With its ruling, Venezuela's top court has barred Machado, a 56-year-old industrial engineer, from registering her candidacy for presidential elections scheduled for the second half of 2024.
The decision came hours after three of Machado's allies were detained on accusations of conspiracy, amid growing tensions between the government of President Nicolas Maduro and the political opposition.
The United States has conditioned a continuation of sanctions relief, granted in October on the back of an electoral deal signed in Barbados, on Maduro freeing political prisoners and "wrongfully detained" Americans and making progress toward removing bans on holding office imposed on a number of opposition politicians.
Venezuela in December released 24 of its own citizens and 10 Americans, including six classed as "wrongfully detained," in exchange for freedom for a Maduro official and the extradition of a Malaysian businessman wanted by the U.S.
But the upheld ban on Machado could set relations back between the two countries.
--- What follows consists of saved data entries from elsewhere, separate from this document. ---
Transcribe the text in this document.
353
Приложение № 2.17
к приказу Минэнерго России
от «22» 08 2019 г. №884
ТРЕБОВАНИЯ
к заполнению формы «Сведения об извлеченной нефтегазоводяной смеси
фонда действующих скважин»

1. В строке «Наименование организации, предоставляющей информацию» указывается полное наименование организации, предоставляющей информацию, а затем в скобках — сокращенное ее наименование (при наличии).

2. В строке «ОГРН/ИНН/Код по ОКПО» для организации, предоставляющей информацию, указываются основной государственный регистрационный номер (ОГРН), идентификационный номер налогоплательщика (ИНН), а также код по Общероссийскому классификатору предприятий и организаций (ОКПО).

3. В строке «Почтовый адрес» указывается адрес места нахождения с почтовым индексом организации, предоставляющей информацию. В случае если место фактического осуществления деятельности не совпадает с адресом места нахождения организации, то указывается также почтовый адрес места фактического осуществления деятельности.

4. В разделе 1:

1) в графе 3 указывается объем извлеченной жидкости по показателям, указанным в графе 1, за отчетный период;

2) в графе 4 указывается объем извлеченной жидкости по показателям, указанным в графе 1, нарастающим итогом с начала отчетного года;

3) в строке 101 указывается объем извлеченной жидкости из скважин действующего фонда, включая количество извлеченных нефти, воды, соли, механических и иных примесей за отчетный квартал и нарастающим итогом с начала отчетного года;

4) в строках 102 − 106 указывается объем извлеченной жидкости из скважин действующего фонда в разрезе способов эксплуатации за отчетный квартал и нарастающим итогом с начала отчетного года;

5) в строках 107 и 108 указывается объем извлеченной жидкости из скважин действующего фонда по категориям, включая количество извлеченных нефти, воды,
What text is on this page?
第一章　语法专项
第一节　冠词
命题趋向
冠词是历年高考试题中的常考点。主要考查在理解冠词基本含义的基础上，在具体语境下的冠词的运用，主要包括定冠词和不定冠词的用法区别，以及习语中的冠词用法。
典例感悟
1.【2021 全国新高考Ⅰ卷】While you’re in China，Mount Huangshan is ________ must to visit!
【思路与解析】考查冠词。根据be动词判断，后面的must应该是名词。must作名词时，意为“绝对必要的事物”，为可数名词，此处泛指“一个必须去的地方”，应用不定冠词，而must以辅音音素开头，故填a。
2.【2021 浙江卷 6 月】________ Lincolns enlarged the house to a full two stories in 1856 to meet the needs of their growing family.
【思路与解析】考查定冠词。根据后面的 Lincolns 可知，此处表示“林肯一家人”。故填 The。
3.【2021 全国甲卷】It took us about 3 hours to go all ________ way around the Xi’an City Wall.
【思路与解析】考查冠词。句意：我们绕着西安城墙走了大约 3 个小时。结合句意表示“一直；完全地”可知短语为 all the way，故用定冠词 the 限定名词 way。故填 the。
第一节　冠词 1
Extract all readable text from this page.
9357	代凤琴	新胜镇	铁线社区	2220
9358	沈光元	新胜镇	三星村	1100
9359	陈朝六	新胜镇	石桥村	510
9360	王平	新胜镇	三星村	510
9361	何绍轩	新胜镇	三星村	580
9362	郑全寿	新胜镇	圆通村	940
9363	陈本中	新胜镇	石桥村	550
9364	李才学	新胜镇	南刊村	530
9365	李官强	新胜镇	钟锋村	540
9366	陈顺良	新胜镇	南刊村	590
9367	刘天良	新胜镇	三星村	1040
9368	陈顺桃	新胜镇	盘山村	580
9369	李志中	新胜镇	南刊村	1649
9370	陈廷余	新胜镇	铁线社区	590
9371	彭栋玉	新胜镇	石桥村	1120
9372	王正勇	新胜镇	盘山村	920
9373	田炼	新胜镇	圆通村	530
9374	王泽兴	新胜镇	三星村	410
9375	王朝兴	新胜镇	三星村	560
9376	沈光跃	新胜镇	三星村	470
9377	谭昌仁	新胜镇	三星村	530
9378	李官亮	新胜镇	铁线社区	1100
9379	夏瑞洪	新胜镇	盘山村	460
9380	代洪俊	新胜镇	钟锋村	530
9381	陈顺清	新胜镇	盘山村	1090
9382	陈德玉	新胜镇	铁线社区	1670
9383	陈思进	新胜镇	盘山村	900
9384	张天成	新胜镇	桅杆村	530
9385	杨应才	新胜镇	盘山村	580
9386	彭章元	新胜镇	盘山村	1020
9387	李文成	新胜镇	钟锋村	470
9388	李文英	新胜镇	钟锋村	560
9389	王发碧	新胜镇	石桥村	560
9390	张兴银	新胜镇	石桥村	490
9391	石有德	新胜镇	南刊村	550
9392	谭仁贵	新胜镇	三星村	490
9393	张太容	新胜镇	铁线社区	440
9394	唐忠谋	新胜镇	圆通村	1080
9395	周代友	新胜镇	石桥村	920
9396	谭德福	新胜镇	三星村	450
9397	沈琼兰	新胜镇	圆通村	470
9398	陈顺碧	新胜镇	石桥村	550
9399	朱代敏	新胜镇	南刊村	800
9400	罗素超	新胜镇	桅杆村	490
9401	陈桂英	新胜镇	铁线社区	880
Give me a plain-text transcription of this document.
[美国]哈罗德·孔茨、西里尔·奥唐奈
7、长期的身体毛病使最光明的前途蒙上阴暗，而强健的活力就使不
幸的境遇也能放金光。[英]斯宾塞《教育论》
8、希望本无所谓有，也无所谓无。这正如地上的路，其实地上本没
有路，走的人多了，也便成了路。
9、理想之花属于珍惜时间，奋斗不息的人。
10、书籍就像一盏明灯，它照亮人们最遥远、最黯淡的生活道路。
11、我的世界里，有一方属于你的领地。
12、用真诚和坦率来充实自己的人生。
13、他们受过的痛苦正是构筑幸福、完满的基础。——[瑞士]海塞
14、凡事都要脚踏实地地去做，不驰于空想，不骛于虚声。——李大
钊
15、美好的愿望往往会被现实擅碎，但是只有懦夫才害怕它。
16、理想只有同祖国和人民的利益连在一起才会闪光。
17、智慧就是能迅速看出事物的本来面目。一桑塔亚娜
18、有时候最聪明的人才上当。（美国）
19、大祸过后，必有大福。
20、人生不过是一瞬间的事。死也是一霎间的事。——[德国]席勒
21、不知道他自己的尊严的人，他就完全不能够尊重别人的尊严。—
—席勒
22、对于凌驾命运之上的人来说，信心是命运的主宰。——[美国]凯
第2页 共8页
The court said it upheld findings that Machado supported U.S. sanctions, had been involved in corruption, and had lost money for Venezuela's foreign assets, including U.S.-based oil refiner Citgo and chemicals company Monomeros, which operates in Colombia.
"The regime decided to finish off the agreement in Barbados. What it didn't finish was our fight to see democracy win via free and fair elections," Machado said in a message via X.
Earlier, Attorney General Tarek Saab accused Guillermo Lopez, Luis Camacaro and Juan Freites of forming part of a group of at least 11 people who he said tried to rob a military weapons arsenal last year ahead of a planned assault on a pro-Maduro state governor.
Machado's Vente Venezuela party, to which the three belong, said on its X account that Camacaro and Freites had appeared in court in Caracas on Thursday without private legal representation and without any contact with their families permitted, calling it an "illegal and arbitrary" procedure. It did not mention Lopez.
Saab said on state television that the three were "criminals."
The U.S. State and Treasury departments did not immediately respond to requests for comment.